BİR PRENSES, BİR ELF VE BİR ŞEYTAN BARA GİRER
Alkolik, dik başlı ve asi prenses Bean, neşeli, çokbilmiş ama bir o kadar saf Elfo, her türlü kötülüğe ve çakallığa açık ama bir o kadar da eğlenceli bir şeytan Luci… Disenchantment üç aykırı karakter ve bir dolu eğlencenin merkezi. Masal bir araya gelmelerinin ardından ne yapacaklarına karar vermeden önce durup dinlenmek için bir bara girmeleriyle şekilleniyor. Bu macerada karşılaşacakları garip yaratıklar, onca zenginliğin yanı başında yaşayan sefil hayatlar, kendi ailesinin kurduğu entrikalar ve dahası ile karşılaşacak karakterlerimiz.
Disenchantment İroniler İçinde Bir Masal
Dreamland prensesi asi Bean, dostu Elfo ve kişisel şeytanı Luci’nin bir araya gelmesiyle renklenen hikaye Disenchantment aslında türlü ironilerin toplandığı bir hikaye. Bu ironilerden belki de en göze çarpanı Rüya Ülkesi anlamına gelen Dreamland. Her ne kadar rüya ülkesi olarak anılsa da içinde saray dışından kimsenin mutlu olmadığı, açıklık ve sefaletin hüküm sürdüğü bir krallık. Bir diğer ironi ise ana karakterimiz Bean. Belki de bu asıl büyük ironi olmalıydı değil mi? Krallığın tek çocuğu Bean, tüllü, uzun renk renk elbiselerle gezmek yerine tabiri caizse erkek gibi giyinen, kafasına estiği gibi yaşayan bir prenses. Alkol, uyuşturucu kullanması ve krallığın çizdiği hiçbir kurala uymaması da cabası. Hiç de masallardaki prenseslere benzemiyor ama öyle değil mi?

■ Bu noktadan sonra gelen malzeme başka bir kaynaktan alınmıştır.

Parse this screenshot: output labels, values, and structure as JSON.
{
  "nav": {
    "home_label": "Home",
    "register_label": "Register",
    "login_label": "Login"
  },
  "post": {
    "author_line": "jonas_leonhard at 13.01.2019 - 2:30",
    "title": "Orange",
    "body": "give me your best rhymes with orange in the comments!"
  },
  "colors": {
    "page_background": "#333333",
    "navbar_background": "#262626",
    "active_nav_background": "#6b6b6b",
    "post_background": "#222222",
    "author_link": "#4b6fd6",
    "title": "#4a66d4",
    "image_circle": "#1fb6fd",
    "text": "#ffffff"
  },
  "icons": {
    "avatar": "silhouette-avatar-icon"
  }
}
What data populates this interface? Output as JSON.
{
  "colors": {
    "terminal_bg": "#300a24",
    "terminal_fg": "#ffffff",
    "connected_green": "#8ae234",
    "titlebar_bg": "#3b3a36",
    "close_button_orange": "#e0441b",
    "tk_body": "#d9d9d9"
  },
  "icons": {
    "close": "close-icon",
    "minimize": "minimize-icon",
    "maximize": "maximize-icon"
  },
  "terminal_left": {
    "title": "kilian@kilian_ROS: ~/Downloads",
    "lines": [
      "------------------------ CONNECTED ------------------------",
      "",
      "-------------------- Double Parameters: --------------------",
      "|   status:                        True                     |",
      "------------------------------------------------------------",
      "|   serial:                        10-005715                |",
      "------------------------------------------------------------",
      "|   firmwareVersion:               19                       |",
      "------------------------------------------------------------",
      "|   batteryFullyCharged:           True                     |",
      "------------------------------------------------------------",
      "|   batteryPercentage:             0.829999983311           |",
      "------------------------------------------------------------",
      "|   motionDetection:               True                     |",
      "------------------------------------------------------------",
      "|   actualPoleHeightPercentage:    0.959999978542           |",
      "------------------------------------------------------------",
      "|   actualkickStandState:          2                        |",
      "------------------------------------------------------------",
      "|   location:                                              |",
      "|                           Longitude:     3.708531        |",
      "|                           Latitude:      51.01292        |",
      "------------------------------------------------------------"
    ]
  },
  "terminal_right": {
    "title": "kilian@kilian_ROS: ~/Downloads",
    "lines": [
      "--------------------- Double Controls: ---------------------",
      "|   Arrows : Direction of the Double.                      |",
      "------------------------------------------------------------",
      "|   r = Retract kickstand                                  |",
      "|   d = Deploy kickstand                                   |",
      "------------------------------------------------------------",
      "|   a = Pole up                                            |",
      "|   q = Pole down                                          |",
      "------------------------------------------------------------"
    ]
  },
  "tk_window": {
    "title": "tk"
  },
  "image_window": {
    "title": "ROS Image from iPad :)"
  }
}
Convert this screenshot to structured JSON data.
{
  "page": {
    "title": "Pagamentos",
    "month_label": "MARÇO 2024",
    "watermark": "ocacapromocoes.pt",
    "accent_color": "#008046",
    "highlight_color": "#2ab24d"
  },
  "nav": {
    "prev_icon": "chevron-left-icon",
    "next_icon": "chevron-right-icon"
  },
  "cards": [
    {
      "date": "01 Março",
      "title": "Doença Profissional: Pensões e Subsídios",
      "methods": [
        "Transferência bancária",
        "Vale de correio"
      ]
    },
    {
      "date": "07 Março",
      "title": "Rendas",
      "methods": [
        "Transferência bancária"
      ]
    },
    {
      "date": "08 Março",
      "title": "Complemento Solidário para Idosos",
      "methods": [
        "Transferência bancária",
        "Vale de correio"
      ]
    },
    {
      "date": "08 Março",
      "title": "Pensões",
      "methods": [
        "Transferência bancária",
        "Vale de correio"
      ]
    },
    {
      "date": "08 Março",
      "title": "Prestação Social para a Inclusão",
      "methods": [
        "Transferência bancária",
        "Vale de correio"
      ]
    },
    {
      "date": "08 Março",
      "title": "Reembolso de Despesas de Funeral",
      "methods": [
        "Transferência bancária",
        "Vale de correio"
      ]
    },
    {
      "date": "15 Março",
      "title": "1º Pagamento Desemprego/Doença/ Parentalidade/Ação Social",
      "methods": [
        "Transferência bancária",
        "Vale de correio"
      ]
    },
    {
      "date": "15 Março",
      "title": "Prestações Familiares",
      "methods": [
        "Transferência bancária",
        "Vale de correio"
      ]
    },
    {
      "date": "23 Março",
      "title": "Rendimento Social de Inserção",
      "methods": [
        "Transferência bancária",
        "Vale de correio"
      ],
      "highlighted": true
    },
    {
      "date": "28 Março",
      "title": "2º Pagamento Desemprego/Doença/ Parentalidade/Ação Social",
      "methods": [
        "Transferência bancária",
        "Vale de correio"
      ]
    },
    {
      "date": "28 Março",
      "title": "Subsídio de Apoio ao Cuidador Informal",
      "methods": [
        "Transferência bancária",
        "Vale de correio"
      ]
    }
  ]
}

Gelelim Disenchantment’taki diğer ironilere, üç ana karakterimiz Bean, Elfo ve Luci’ye bakalım şimdi de. Elfo bir o kadar saf ve naif, Luci ise bir o kadar şeytani ve akıllı bir kötü. Bean ise ikisinin de ortası bir karakter. Yeri geldiğinde Elfo gibi çok duygusal, yeri geldiğinde Luci kadar inatçı bir kötü. Bu iki birbirinden zıt karakterin bir arada olması ise bir ironi. Zıtlıkların getirdiği uyum belki de.
Disenchantment, ortalama yarım saate sığdırılmış ilginç bir hikaye ve bir o kadar çarpıcı gerçekleri, zeki esprileri barındırıyor bünyesinde. The Simpsons’tan tanıdığımız Matt Groenning gibi başarılı bir yaratıcının kaleminden çıkmış bu eser şimdilik Netflix tarafından 20 bölümde anlaşma sağlasa da bizce devamı gelebilecek eğlenceli ve yaratıcı bir yapım Disenchantment.